I started teaching one day a week at Kadir Has University too, simply because I never felt bored on my walks to that nostalgic building on the Golden Horn. The students, who lose their innocence as soon as they start making money, all call me ‘Hocam’, which means ‘my professor’ and it warms my heart. In my free time I read poetry, study semiology or play chess, and compose Sudoku puzzles. If I happen to go out into the city, I’m appalled at the colossal new skyscrapers. And I feel truly sorry for all those people running around like robots in blue jeans. As I confessed to Tristan, I’m more than ready to work for any honest political leader who could save the country from turning into Boorishstan. Other than that I find no reason to be acquitted of Galata.

During my first summer vacation while I was at Columbia, I became my grandmother’s neighbor by moving into my mother’s perpetually empty apartment. I furnished it with antiques from old Galata mansions: my desk, my weary armchair, my end tables and the busts on them of my family members. Eugenio, hearing that I’d already introduced the busts to Tristan, said, ‘You’re a one-of-a-kind animist.’ I hung some old maps on the living-room wall in the places vacated by my mother’s library shelves. One of the maps was a 1559 engraving by Sebastian Münster. It was the most exciting object among a treasure trove that one of my grandfathers – not even my grandmother could remember which one – had left behind. The map, which Hayal described as a graphic novel squeezed onto a single sheet of paper, pictured Galata before the Conquest. Everything was in a jumble behind the ancient citadel walls, with our Tower standing erect and powerful beside an aqueduct.

I collected quite a few old map books with money I squeezed out of my grandmother for school expenses. I took courses in Latin to examine them more thoroughly. All the city names on those maps never failed to be poetic. The ones I focused on, letter by letter, drew me inside their walls. I was taken on exemplary tours; I supposed I was expected to experience what had happened to humanity because of individual mistakes.

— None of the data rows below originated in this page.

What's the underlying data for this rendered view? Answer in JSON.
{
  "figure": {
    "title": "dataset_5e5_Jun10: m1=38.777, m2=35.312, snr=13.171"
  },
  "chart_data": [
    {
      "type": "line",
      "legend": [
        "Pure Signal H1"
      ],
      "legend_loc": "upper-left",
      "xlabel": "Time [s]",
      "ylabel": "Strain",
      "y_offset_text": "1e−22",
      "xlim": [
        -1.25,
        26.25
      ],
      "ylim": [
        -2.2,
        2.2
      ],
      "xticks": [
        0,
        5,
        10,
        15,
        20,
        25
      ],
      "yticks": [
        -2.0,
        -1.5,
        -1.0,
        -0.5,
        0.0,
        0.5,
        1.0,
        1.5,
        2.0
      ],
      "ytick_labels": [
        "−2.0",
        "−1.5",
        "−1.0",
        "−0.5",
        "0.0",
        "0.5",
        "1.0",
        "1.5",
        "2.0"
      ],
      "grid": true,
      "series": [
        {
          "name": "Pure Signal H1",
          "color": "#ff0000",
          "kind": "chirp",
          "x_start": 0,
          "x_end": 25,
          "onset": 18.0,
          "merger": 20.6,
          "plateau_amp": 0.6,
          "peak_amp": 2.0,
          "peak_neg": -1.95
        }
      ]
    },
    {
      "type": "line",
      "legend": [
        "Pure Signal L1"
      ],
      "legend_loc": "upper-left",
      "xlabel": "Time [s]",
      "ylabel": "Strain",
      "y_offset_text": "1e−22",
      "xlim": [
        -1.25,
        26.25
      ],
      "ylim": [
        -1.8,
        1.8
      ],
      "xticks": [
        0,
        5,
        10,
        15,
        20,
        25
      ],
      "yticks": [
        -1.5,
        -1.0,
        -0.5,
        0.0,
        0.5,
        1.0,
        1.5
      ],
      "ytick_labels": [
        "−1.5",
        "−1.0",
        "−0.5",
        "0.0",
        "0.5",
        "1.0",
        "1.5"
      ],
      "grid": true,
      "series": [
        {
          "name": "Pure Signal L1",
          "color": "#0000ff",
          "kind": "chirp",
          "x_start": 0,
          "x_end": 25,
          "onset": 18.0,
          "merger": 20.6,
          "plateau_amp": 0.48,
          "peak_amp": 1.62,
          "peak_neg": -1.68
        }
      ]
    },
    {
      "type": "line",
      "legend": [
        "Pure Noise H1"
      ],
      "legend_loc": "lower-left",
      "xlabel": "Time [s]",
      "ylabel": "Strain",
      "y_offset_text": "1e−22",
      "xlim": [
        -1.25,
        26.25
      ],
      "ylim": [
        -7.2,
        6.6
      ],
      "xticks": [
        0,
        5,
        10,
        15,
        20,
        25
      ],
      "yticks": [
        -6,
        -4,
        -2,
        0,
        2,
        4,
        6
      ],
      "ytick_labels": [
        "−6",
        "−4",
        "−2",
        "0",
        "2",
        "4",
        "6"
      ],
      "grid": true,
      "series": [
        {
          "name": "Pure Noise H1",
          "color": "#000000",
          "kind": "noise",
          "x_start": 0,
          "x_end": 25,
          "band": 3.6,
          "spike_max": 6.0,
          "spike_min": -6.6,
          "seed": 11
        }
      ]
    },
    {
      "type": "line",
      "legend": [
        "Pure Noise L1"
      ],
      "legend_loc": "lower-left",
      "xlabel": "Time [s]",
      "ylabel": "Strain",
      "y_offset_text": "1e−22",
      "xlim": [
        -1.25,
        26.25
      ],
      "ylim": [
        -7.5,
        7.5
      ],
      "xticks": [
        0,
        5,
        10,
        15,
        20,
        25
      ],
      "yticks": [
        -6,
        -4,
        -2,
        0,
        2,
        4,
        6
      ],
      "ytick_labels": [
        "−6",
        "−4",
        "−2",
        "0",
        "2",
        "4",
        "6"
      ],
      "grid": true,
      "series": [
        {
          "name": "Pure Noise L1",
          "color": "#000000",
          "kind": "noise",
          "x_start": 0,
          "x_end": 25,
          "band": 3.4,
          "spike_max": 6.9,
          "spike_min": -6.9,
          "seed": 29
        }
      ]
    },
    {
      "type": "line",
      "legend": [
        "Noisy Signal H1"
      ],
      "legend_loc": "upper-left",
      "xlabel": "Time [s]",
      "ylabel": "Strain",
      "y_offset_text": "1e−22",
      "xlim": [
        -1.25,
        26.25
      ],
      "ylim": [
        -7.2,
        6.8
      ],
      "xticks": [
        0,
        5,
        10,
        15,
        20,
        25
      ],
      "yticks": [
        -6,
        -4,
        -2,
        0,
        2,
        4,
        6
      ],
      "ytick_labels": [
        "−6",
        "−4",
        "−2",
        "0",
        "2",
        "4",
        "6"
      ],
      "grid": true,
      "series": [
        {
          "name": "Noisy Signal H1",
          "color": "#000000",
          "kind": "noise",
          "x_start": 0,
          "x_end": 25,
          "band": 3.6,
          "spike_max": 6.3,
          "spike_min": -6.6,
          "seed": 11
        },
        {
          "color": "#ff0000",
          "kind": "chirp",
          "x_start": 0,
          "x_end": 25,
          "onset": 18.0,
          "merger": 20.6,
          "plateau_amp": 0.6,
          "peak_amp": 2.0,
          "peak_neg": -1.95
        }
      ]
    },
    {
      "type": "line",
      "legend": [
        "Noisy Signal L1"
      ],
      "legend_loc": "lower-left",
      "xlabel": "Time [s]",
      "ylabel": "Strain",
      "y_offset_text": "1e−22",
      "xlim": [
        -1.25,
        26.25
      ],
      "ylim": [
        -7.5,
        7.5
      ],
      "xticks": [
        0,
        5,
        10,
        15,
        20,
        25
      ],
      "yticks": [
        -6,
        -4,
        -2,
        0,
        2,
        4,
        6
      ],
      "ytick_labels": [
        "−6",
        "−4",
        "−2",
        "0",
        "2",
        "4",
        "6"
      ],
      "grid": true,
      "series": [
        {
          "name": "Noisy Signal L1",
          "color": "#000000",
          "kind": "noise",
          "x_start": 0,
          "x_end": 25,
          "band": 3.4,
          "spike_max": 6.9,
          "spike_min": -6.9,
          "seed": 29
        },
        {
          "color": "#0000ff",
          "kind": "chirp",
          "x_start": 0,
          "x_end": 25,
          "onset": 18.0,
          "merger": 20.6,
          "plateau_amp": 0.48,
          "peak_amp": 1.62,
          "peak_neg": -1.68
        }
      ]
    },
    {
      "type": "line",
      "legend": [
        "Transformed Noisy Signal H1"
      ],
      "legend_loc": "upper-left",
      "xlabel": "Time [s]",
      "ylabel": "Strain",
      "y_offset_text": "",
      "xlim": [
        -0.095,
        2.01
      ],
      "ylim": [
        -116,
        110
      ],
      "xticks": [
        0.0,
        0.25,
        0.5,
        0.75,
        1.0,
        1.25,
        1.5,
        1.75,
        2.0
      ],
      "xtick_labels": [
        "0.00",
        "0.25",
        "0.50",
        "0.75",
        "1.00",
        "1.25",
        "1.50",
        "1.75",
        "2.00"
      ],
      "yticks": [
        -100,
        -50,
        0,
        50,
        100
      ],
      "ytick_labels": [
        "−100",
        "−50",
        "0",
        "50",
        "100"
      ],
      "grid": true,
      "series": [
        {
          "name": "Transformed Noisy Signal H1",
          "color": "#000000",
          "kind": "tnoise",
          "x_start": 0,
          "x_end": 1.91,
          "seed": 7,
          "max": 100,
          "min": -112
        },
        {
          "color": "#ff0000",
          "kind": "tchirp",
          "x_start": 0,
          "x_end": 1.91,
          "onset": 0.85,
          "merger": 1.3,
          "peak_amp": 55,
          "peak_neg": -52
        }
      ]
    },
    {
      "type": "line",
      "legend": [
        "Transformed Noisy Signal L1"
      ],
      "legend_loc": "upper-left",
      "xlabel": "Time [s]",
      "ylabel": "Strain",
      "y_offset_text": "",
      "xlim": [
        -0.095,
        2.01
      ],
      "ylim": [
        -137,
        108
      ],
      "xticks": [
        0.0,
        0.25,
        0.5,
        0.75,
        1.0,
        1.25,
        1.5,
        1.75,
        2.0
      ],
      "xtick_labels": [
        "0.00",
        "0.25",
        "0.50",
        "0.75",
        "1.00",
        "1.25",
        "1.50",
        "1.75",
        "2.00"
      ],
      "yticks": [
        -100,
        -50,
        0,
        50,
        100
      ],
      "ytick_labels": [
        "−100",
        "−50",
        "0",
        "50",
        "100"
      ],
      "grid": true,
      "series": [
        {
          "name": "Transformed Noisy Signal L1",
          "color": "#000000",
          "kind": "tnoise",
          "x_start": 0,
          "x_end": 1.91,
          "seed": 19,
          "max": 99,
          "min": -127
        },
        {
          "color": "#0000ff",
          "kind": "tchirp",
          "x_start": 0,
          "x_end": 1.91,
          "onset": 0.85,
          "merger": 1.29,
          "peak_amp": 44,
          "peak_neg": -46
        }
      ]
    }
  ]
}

Alberto, whose mother forced him to listen to classical music for half an hour every night because she thought it sharpened the mind, used to cheat off me in school every chance he got. To me, classical music was like an insistent lullaby, and pop music assorted canned vegetables. In Istanbul a great many musical-instrument shops were to be found on Galip Dede Street, which connects the Galata district to Istiklal Avenue. Hayal once asked, ‘Abi, are you trying to make people think and laugh at the same time?’ I told her I hurried down that street to keep the instruments hanging in the shop windows from squirting anti-musical notes at me. My own musical notes were, and are, the sound of the wind rustling through the labyrinths of our neighborhood, the screams of seagulls, the foghorns, the train whistles, the prayer calls and church bells and giggles of little girls – natural and free of expectation. If I’m in the mood for a symphony, I take a very long journey.